Mass bounds for Triplet Scalars of the Left-Right symmetric model and their future detection prospects

TL;DR

This paper establishes mass bounds and detection prospects for triplet scalars in the Left-Right symmetric model, analyzing current experimental limits and future collider sensitivities at LEP-II, Tevatron, NLC, and LHC.

Contribution

It provides new bounds on scalar masses and detailed search strategies for charged scalars at various colliders, enhancing the understanding of detectability of these particles.

Findings

Uncharged scalar mass bound of 55.4 GeV from LEP-II data.

Detection prospects at the LHC for doubly-charged scalars up to 850 GeV.

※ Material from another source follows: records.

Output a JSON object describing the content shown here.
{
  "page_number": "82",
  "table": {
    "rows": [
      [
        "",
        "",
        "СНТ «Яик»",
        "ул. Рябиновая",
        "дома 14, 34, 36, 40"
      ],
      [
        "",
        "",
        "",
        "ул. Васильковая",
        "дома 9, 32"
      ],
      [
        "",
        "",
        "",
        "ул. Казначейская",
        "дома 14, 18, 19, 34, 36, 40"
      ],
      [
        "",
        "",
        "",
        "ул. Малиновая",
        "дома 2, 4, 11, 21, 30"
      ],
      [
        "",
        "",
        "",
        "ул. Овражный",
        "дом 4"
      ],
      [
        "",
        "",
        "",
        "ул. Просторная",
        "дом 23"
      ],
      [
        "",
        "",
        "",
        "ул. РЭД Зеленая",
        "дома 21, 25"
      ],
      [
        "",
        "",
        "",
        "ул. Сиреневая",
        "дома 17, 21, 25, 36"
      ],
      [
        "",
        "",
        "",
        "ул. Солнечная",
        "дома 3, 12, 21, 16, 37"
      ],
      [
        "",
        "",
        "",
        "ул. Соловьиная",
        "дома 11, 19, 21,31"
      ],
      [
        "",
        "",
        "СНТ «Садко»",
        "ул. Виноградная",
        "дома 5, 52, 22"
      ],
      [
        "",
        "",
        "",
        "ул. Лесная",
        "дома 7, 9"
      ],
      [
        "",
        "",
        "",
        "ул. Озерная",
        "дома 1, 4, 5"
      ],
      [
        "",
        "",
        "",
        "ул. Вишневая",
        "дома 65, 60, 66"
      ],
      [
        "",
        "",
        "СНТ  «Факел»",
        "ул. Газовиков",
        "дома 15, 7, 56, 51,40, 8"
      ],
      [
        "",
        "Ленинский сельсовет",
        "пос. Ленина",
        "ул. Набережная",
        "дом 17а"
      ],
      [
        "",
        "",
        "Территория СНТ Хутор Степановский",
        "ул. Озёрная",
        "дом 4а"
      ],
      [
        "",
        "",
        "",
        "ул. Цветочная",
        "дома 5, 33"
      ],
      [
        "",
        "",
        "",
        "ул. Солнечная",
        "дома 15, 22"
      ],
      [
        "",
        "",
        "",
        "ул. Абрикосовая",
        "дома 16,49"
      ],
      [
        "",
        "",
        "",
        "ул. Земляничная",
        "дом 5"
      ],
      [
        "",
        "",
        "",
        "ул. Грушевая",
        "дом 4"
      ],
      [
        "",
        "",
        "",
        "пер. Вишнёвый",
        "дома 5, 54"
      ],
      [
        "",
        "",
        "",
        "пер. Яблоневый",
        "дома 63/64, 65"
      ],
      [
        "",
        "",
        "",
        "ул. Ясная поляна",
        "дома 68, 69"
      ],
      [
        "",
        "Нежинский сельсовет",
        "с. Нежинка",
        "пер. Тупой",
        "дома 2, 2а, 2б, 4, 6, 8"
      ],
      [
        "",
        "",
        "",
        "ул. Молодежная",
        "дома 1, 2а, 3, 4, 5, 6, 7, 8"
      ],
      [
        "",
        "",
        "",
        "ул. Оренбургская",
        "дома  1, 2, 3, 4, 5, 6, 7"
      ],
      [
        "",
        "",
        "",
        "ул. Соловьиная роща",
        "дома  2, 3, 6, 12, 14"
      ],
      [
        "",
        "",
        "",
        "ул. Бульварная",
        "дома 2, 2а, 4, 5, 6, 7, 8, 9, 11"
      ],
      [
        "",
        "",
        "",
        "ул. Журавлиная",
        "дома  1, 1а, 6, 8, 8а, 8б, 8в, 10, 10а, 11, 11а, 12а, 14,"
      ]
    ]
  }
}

Detection reach at Tevatron for doubly-charged scalars up to 275 GeV.

Abstract

The standard formulation of the Left-Right symmetric model involves scalars transforming as a triplet under SU(2)L. This multiplet contains particles which are uncharged, singly-charged, and doubly-charged. We derive a bound on the uncharged scalar mass of 55.4 GeV using results from LEP-II and find that a range upto 110 GeV may be explored at the NLC at the 5sigma level. We also discuss search strategies for the singly- and doubly-charged scalars at the Tevatron and the LHC. Possible Standard Model backgrounds for the relevant modes are estimated and compared with the signal. At the LHC, the prospects of detecting the doubly-charged scalar are bright up to a mass of 850 GeV while the 5sigma discovery limit of the singly-charged mode extends to 240 GeV for an integrated luminosity of 100 inverse fb. At the Tevatron, with an integrated luminosity of 25 inverse fb, the doubly-charged state can be detected if its mass is less than 275 GeV while the reach for the singly charged scalar is 140 GeV.